A Bellevue police report from the incident on Oct. 14 involving Coleman’s Dodge Ram pickup truck and a Honda Civic about 2 1/2 hours after a Seahawks practice in nearby Renton said Coleman admitted smoking “Spice” about an hour before the crash. “Spice” is a common nickname for synthetic marijuana. Police say Coleman was driving 60 miles per hour in a 35-mph zone on a city street before he slammed his truck into the back of the Honda. The report states Coleman kept the accelerator down “100%” after the initial contact and drove the Civic off the road approximately 260 feet, causing it to flip over and leaving the 56-year-old driver with what was initially termed a head injury and also subsequently a fractured collarbone. The police reported Coleman then left the scene of the crash barefoot.

Coleman was booked into the King County Jail in Seattle early on a Thursday in October and was denied bail, days after he played for Seattle in its overtime loss at Cincinnati. The player’s attorneys said then their client may have fallen asleep behind the wheel.

The Seahawks suspended him indefinitely a day after the crash then reinstated him to the roster five days later while the investigation began. He did not play in the Oct. 18 loss to Carolina, then played in Seattle’s final 12 games of the 2015 season, including two playoff games.

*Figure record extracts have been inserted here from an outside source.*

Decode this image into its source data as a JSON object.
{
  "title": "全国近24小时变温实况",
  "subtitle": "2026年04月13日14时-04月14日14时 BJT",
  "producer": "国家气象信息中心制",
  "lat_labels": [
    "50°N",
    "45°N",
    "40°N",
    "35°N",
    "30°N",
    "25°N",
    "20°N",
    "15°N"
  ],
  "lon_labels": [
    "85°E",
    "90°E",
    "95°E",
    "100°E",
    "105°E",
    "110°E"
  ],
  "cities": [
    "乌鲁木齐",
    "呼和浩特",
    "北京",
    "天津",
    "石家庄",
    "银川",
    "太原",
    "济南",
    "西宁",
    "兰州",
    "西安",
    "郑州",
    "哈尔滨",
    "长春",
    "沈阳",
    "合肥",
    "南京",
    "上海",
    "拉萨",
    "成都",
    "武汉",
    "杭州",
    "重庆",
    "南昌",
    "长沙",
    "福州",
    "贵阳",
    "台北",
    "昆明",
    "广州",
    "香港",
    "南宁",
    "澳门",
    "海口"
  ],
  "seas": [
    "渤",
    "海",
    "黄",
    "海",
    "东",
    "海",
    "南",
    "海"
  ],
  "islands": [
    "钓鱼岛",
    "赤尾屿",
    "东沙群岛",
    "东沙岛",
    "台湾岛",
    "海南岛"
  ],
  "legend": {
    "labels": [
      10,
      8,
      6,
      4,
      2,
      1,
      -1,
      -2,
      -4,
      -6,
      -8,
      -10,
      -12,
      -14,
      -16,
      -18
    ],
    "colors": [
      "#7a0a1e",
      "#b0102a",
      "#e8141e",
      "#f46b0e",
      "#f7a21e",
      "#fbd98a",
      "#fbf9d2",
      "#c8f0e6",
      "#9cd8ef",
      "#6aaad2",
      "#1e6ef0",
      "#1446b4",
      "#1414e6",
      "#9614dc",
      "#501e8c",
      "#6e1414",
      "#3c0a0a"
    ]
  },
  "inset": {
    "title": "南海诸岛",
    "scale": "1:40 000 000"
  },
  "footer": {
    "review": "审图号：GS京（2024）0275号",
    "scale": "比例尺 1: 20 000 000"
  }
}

The Seahawks have never stated what role the crash and investigation had, if any, in their decision not to re-sign their three-year fullback following January’s playoff loss at Carolina.

Coleman played in 36 regular-season and postseason games from 2013-15 for the Seahawks, including in their win over Denver in Super Bowl 49 at the end of the 2014 season. He became a mainstay on the special-teams units in the kicking game.

Seattle also chose not to re-sign Will Tukuafu, their other fullback from last season. The Seahawks, one of the few NFL teams that still use a fullback regularly to block in its rushing offense, have been trying two former college defensive linemen at the position during offseason drills this spring. That includes former University of Washington lineman Taniela Tupou.